Eric Bogosian’s script is given a timely revival at the Old Red Lion

The media has been taking a lot of flak recently, with integrities questioned and the fake news labels thrown about with reckless abandon. Eric Bogosian's Pulitzer Prize-nominated radio station-set Talk Radio, may be celebrating its 30th anniversary this year, but has never felt so timely.

The play revolves around late-night radio shock-jock Barry Champlain, a boozing, smoking hippie-styled entertainer with a wit as sharp as it is cutting. Champlain’s two hour segment brings members of the Cleveland public onto the show to (literally) air their grievances. We hear, played out over the station’s speakers, a carousel of anti-semites, panda-lovers, drug addicts, neo-Nazis, alongside some slightly more savoury figures. Each is carefully vetted for their shock factor by the show’s producer, and cut off when they’re boring. The format is wildly successful, and on the verge of going national.

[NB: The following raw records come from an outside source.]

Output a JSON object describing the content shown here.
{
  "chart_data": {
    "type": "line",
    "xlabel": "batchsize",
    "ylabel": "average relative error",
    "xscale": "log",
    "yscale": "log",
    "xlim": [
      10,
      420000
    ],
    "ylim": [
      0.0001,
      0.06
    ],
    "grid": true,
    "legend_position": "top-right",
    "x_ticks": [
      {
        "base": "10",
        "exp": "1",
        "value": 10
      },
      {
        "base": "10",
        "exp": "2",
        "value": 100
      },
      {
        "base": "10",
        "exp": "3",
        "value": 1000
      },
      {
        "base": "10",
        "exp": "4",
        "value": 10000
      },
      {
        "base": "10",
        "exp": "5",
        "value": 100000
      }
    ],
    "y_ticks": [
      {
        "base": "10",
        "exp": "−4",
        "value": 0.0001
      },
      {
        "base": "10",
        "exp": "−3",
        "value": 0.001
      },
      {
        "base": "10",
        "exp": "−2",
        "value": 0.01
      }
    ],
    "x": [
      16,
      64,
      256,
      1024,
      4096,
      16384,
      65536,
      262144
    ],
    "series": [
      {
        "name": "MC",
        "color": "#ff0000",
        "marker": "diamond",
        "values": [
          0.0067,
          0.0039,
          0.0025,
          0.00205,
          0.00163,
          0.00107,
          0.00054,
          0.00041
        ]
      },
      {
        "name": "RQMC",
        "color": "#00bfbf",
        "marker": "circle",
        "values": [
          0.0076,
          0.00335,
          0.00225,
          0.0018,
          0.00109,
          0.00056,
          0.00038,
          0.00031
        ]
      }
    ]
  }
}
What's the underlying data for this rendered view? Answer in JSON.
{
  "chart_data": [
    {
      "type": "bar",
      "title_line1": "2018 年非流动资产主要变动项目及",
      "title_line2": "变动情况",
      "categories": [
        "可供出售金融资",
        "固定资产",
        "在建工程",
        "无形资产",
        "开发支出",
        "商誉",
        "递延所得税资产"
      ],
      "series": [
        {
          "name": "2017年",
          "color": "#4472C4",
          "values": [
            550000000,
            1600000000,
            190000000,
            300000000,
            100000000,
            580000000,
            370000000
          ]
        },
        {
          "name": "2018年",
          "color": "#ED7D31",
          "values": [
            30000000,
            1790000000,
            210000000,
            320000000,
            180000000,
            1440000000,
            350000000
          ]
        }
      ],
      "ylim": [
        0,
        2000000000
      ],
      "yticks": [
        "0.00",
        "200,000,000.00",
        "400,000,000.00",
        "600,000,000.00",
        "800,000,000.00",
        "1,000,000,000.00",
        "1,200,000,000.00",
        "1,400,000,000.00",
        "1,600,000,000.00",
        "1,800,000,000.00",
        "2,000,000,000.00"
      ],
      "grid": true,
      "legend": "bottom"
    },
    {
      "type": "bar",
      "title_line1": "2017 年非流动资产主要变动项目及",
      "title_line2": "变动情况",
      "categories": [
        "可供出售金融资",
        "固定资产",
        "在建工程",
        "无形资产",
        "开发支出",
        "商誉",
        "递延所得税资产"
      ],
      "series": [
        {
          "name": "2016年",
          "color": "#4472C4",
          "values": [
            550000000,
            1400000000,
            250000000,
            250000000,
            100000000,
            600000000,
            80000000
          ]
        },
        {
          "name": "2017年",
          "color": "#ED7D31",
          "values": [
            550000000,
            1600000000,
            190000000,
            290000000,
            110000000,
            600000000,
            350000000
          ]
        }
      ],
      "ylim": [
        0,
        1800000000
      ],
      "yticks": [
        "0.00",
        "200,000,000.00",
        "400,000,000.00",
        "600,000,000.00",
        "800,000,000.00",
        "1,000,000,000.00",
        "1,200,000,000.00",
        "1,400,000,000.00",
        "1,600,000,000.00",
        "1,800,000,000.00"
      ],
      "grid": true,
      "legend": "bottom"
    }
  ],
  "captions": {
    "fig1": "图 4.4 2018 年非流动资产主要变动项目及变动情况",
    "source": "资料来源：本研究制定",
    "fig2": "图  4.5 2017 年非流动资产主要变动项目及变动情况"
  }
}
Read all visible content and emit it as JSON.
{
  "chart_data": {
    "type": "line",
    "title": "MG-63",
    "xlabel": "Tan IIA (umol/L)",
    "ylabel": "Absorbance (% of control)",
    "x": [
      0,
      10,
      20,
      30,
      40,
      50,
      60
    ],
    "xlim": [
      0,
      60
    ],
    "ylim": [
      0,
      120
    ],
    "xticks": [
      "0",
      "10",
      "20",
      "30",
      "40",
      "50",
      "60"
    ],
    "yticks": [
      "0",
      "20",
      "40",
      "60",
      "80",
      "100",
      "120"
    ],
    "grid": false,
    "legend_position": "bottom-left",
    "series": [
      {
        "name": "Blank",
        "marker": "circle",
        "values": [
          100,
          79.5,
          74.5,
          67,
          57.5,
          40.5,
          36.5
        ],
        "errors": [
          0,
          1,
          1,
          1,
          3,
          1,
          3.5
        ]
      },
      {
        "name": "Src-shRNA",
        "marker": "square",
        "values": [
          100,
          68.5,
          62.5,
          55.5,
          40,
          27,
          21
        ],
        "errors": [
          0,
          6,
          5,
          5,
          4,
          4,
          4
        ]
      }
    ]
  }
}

It’s all startlingly pertinent. Champlain’s show feels like the predecessor to the likes of InfoWars, where the news is scrutinised and the media derided. The underlying commentary about our desire to hear shocking material is also reminiscent of Dan Gilroy’s Nightcrawler. On Talk Radio truth is a fiction, and the best fictions are the most shocking. As Champlain points out, listeners don’t care about third world countries or transgender operations, they want to hear the murky depravities of their fellows.

It’s a sad, immoral world, but we lap it up. As Matthew Jure notes in his programme notes, those appearing on the show are the parents to modern Twitter trolls. The listeners are masochists, but so too are we, as a theatre-going audience, laughing and absorbing the moral depravities of Bogosian’s characters. It's modern social hedonism, fuelled by our 'morbid curiosity'.

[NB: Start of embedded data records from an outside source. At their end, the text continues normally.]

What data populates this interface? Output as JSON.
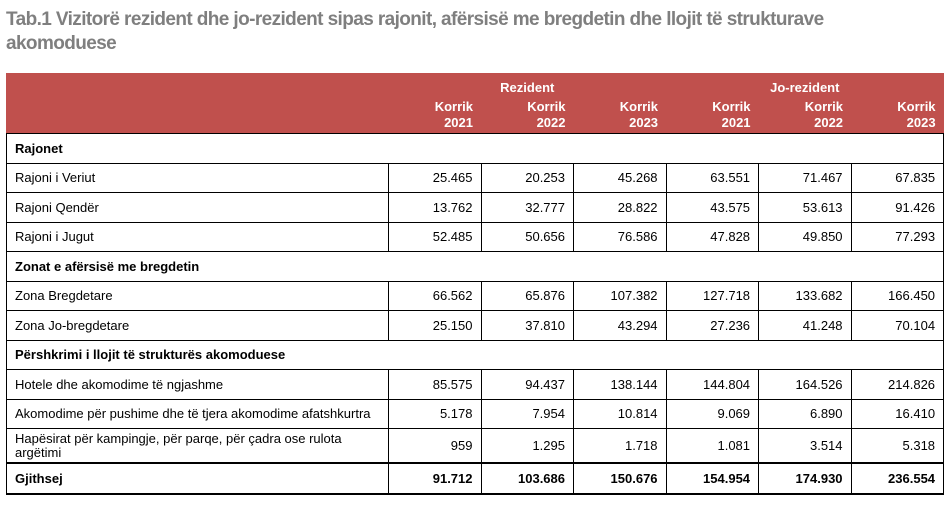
{
  "title": "Tab.1 Vizitorë rezident dhe jo-rezident sipas rajonit, afërsisë me bregdetin dhe llojit të strukturave akomoduese",
  "header": {
    "group_resident": "Rezident",
    "group_nonresident": "Jo-rezident",
    "years": [
      {
        "month": "Korrik",
        "year": "2021"
      },
      {
        "month": "Korrik",
        "year": "2022"
      },
      {
        "month": "Korrik",
        "year": "2023"
      },
      {
        "month": "Korrik",
        "year": "2021"
      },
      {
        "month": "Korrik",
        "year": "2022"
      },
      {
        "month": "Korrik",
        "year": "2023"
      }
    ]
  },
  "sections": {
    "regions": "Rajonet",
    "coast": "Zonat e afërsisë me bregdetin",
    "types": "Përshkrimi i llojit të strukturës akomoduese"
  },
  "rows": {
    "north": {
      "label": "Rajoni i Veriut",
      "values": [
        "25.465",
        "20.253",
        "45.268",
        "63.551",
        "71.467",
        "67.835"
      ]
    },
    "center": {
      "label": "Rajoni Qendër",
      "values": [
        "13.762",
        "32.777",
        "28.822",
        "43.575",
        "53.613",
        "91.426"
      ]
    },
    "south": {
      "label": "Rajoni i Jugut",
      "values": [
        "52.485",
        "50.656",
        "76.586",
        "47.828",
        "49.850",
        "77.293"
      ]
    },
    "coastal": {
      "label": "Zona Bregdetare",
      "values": [
        "66.562",
        "65.876",
        "107.382",
        "127.718",
        "133.682",
        "166.450"
      ]
    },
    "noncoastal": {
      "label": "Zona Jo-bregdetare",
      "values": [
        "25.150",
        "37.810",
        "43.294",
        "27.236",
        "41.248",
        "70.104"
      ]
    },
    "hotels": {
      "label": "Hotele dhe akomodime të ngjashme",
      "values": [
        "85.575",
        "94.437",
        "138.144",
        "144.804",
        "164.526",
        "214.826"
      ]
    },
    "holiday": {
      "label": "Akomodime për pushime dhe të tjera akomodime afatshkurtra",
      "values": [
        "5.178",
        "7.954",
        "10.814",
        "9.069",
        "6.890",
        "16.410"
      ]
    },
    "camping": {
      "label": "Hapësirat për kampingje, për parqe, për çadra ose rulota argëtimi",
      "values": [
        "959",
        "1.295",
        "1.718",
        "1.081",
        "3.514",
        "5.318"
      ]
    },
    "total": {
      "label": "Gjithsej",
      "values": [
        "91.712",
        "103.686",
        "150.676",
        "154.954",
        "174.930",
        "236.554"
      ]
    }
  }
}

The most striking thing coming into the Old Red Lion is just how meticulous designer Max Dorey has been with his hyperrealistic set. The space is transformed into the cross section of an '80s radio studio, replete with sound booth, classic tapes, records – a 'Regan/Bush' flyer is pinned on the wall. It's all coated in a pasty pink-turned-beige colour – imagine Partridge’s Mid-Morning-Matters, desaturated.

The play is all held together by a solid performance from Jure’s Champlain, prowling around his radio booth like some carnivorous greasy-haired animal trapped in a zoo pen, us the spectators staring through the glass. Director Sean Turner deftly avoids this becoming a static run of a radio show, instead presenting a frenetic whirligig of tension and anxiety. The supporting cast also hold up well, especially Radio One DJ Cel Spellman (a natural behind the microphone) as an anarchic and disillusioned youngster who inadvertently presents Champlain with the moral consequences of his act.

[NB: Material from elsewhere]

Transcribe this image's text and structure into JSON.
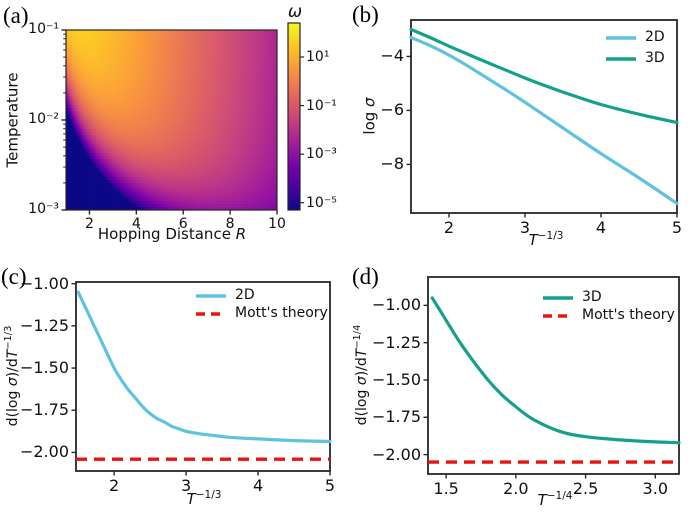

The show does lose momentum at the beginning of the second act, where more mundane talk-show contributors drag on, and sporadic monologues from supporting characters (breaking the realism for the sake of narrative exposition), seem more of a distraction.

But the thesis itself holds up well, and Bogosian knows how to make the dialogue sting. In a time when mainstream media (on both sides of the Atlantic) is continually mired in controversy (a certain former LBC host and Daily Mail columnist springs to mind), being shown where such attitudes may have been born is certainly an enthralling experience.

Talk Radio runs at the Old Red Lion until 23 September.